Zeca fez tudo certinho como o velho tinha lhe orientado. Quando bateu a sineta ele pegou seu prato e dirigiu-se para a mata e sumiu até chegou ao ponto em que ele deveria esperar pelo caminhão. Mal ele chegou ouviu o barulho do caminhão. Era um FORD cheio de madeira. Zeca ficou à beira da estrada e deu sinal ao motorista para parar. O motorista parou e ele mostrou sua carteira pedindo-lhe uma carona; e contou a ele que tinha sido enganado e estava fugindo. O homem olhou para Zeca e disse-lhe: Colega, é um tanto arriscado para mim e você!...Se nos pegar eles acabarão com a gente. Mas... Vamos arriscar. Suba e fique escondido entre as madeiras e vamos embora. Seja lá o que Deus quiser.
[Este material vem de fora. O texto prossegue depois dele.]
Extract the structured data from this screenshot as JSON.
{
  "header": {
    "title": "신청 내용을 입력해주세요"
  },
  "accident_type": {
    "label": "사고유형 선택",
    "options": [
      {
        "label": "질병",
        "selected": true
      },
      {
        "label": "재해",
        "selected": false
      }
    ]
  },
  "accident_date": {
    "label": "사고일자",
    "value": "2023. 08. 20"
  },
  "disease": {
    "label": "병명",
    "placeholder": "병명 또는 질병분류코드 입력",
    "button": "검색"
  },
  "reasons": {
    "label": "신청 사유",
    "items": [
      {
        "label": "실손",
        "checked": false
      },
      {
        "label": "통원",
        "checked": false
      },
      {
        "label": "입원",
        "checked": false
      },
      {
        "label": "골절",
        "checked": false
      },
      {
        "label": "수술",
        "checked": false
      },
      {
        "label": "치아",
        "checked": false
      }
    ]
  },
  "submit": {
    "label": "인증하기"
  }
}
Zeca subiu e o caminhão partiu para Montes Claros. O caminhão sobe ladeira, desce ladeira, curvas e mais curvas. Já bem distante, lá em cima da serra, Zeca olha para trás e vê a fazenda. Observou bem e tudo estava em paz. Os capangas e os peões estavam ainda almoçando. Até àquele momento não sabiam que ele estivesse bem longe fugindo num caminhão de transportar madeira. A sorte estava lhe protegendo. E ele ficou mais alegre quando avistou Montes Claros. Minutos depois o caminhão parou e ele desceu, dando um suspiro de alívio e agradecendo a Deus por ter escapado em leso. Como Zeca não tivesse dinheiro, nem mala, somente com a roupa do corpo, lembrou-se que havia ali a COMOSSÃO DO VALE DO SÃO FRANCISCO e seguiu para lá, a fim de pedir socorro aos companheiros, pois ele já fora empregado nela e conhecia amigos. Chegando lá, pediu ao engenheiro, para que o ajudasse com passagem para ele ir a Belo Horizonte, onde morava o Dr Roberto Ribeiro quem lhe criou. O engenheiro era colega de Dr. Roberto Ribeiro e deu-lhe a passagem. Chegando a Belo Horizonte foi se apresentar ao Dr. Roberto Ribeiro e lhe contou tudo sobre a tal fazenda. O Dr. Quando o viu, ficou bastante alegre, pois já havia muitos anos que não tinha notícia dele. Ficou uns dias com seu pai de criação e depois partiu para Carinhanha. Antes de ele ir trabalhar nessa maldita fazenda, ele já havia trabalhado em Mato Grosso, Paraná, mas não teve sucesso. Já havia oito anos que ele tinha deixado a sua família. Quando chegou de vapor, alguém o viu e correu para falar com sua esposa. Esta que acreditava que o marido teria morrido, pois não sabia do seu paradeiro, desmaiou-se com a notícia. Pagaram-na, deram um copo d` água com açúcar e ela voltou a si.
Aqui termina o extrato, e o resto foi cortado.